31 janvier 2014

Mobilisation et Actualité

RENTREE 2014 DANS LES COLLEGES DU PAS-DE-CALAIS : vers toujours plus de dégradations et d’inégalités

La FSU dénonce les orientations retenues pour la rentrée 2014 pour les collèges du département et les moyens qui en découlent.

En effet , au niveau comptable, la baisse prévue des effectifs est insignifiante eu égard aux conditions d’enseignement existantes : moins 53 élèves en Education Prioritaire pour 35 collèges, moins 379 élèves pour les 89 collèges restants, soit 45000 élèves. Et pourtant cela ampute de 400 heures les dotations réelles des collèges du Pas-de -Calais. Les choix imposés renoncent de fait à considérer la baisse des effectifs par classe comme un élément décisif de la réussite des élèves, ce que prouvent pourtant de nombreuses recherches.
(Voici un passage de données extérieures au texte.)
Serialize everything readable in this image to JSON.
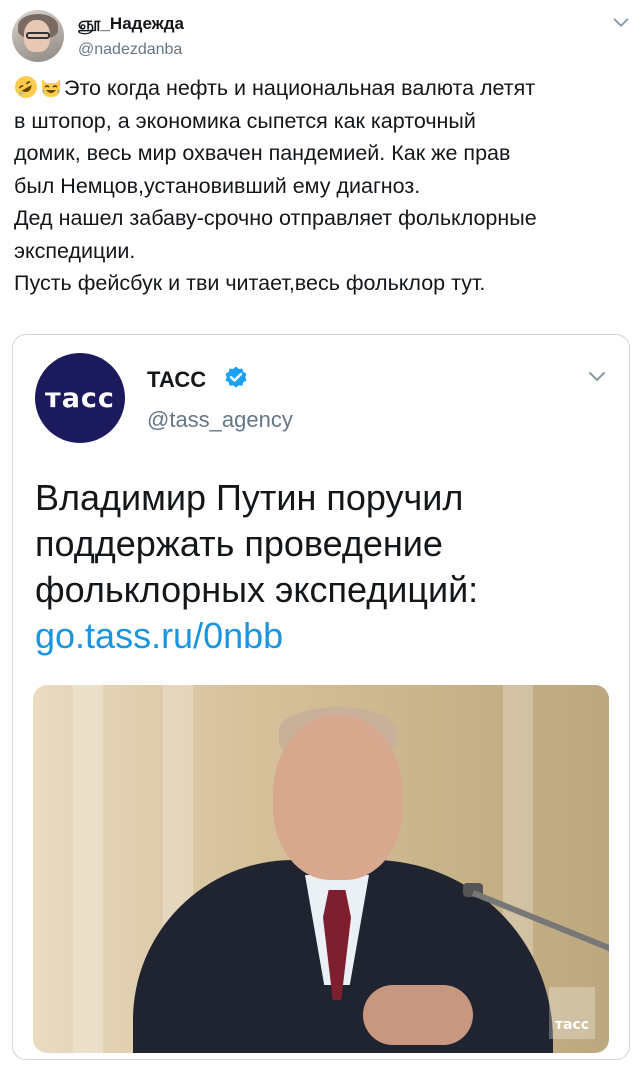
{
  "tweet": {
    "display_name": "ஞூ_Надежда",
    "handle": "@nadezdanba",
    "emojis": [
      "rolling-on-floor-laughing",
      "laughing-cat"
    ],
    "text_lines": [
      "Это когда нефть и национальная валюта летят",
      "в штопор, а экономика сыпется как карточный",
      "домик, весь мир охвачен пандемией. Как же прав",
      "был Немцов,установивший ему диагноз.",
      "Дед нашел забаву-срочно отправляет фольклорные",
      "экспедиции.",
      "Пусть фейсбук и тви читает,весь фольклор тут."
    ]
  },
  "quoted": {
    "logo_text": "тасс",
    "name": "ТАСС",
    "verified": true,
    "handle": "@tass_agency",
    "text_lines": [
      "Владимир Путин поручил",
      "поддержать проведение",
      "фольклорных экспедиций:"
    ],
    "link": "go.tass.ru/0nbb",
    "photo_watermark": "тасс"
  },
  "colors": {
    "text": "#14171a",
    "secondary": "#657786",
    "link": "#1b95e0",
    "verified": "#1da1f2",
    "tass_brand": "#1b1a5c",
    "border": "#ccd6dd"
  }
}
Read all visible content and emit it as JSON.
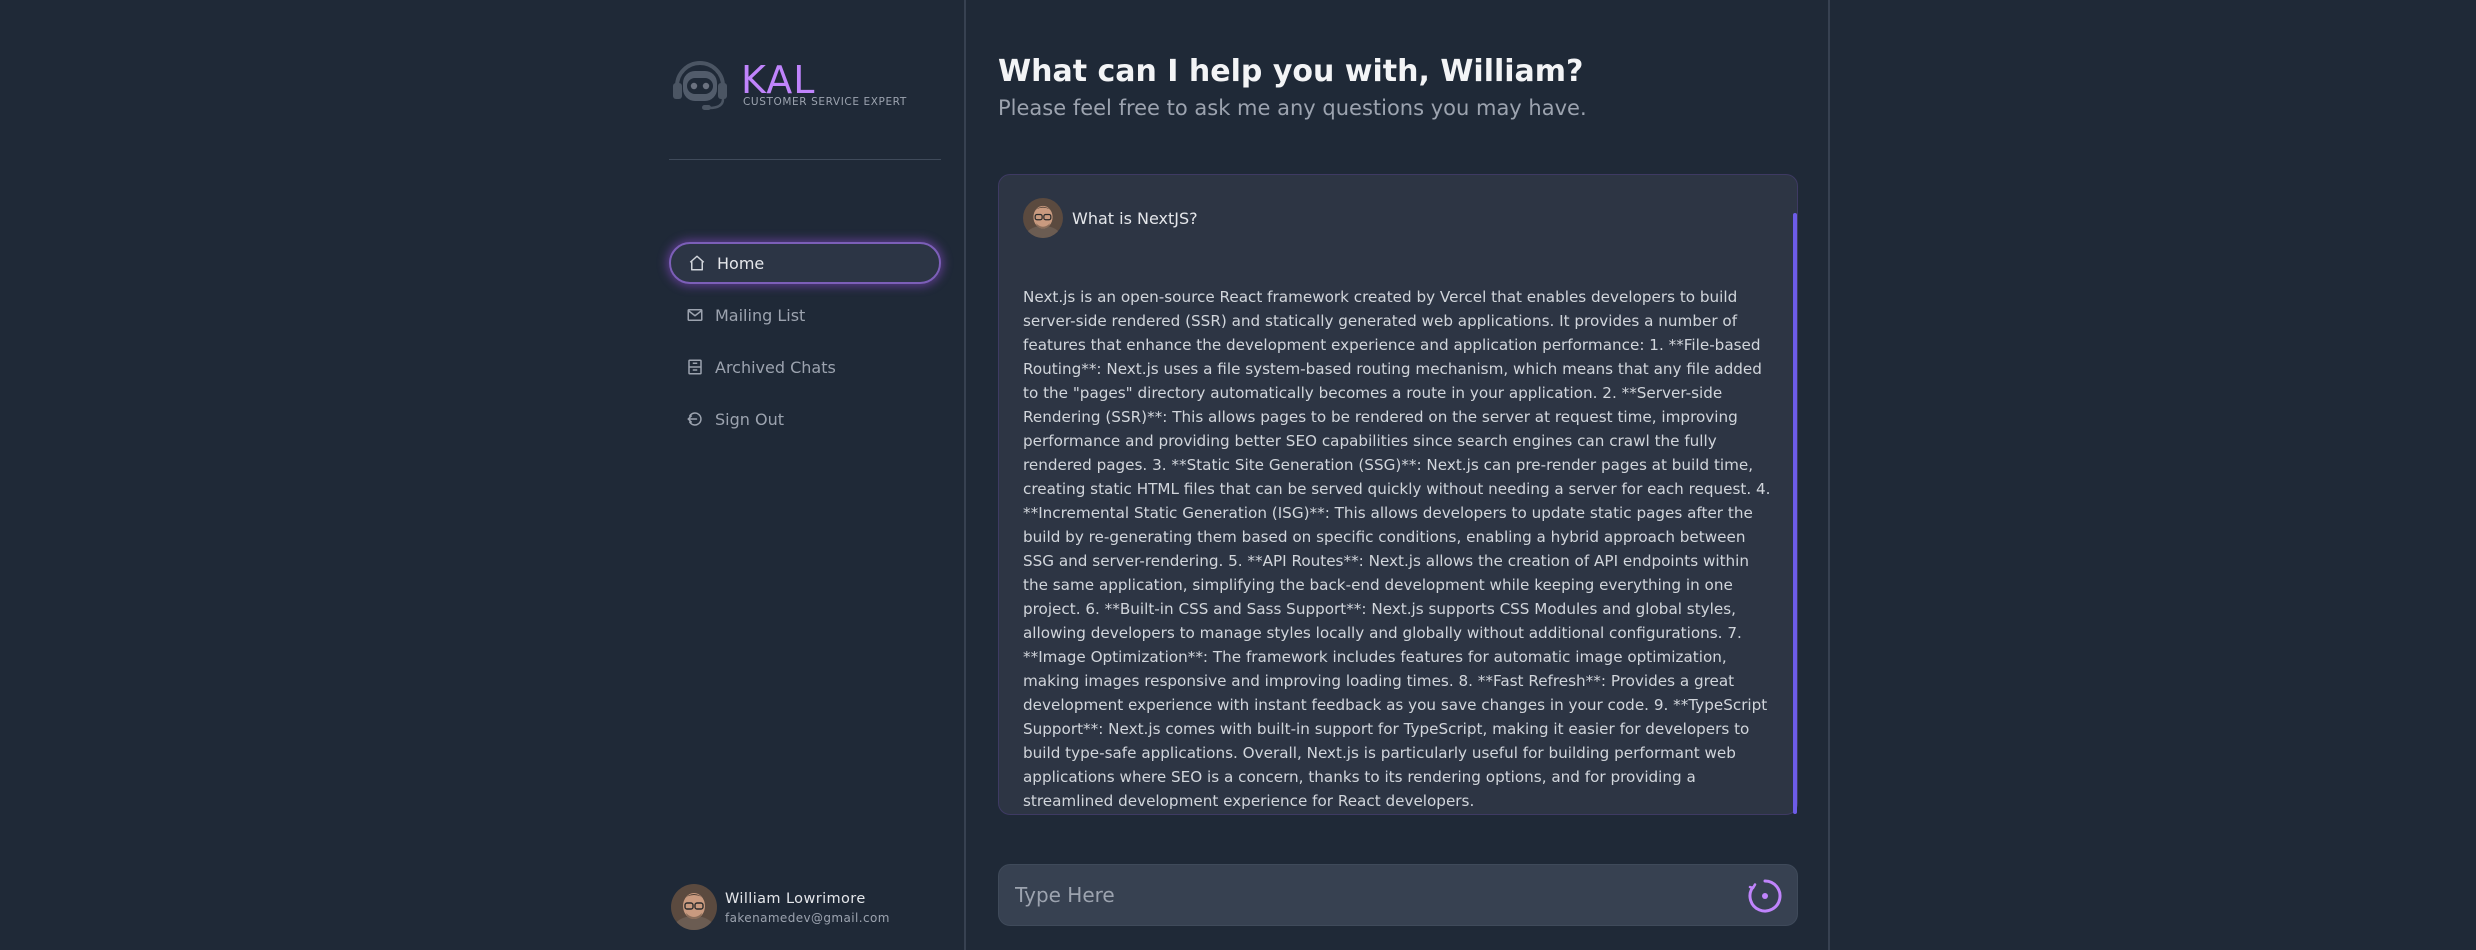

Le seuil de 27,5 qui sert à calculer le nombre de classes financées est appliqué partout même en Education Prioritaire. Concrètement, cela signifie qu’il faut 27,5 élèves en plus pour ouvrir une classe là où il en fallait il y a deux ans entre 24 et 24,5 en Education Prioritaire. Et donc cela aura aussi pour conséquence des fermetures de classes et des suppressions de postes d’enseignants dans bon nombre de collèges. Quelques exemples à Lens par exemple où le collège Jean Jaurès et le collège Michelet perdent l’équivalent de 2,5 postes… Autre conséquence pour l’ensemble des collèges : l’ augmentation du nombre d’élèves par classe diminuera d’autant leurs chances de réussite et contribuera une nouvelle fois à creuser les inégalités scolaires dénoncées par l’enquête internationale Pisa il y a quelques semaines. Dernier gros point noir : dans nombre de collèges du Pas-de-Calais, les horaires disciplinaires réglementaires fixés par les textes nationaux ne seront pas respectés, faute de moyens. Cela n’est pas non plus acceptable.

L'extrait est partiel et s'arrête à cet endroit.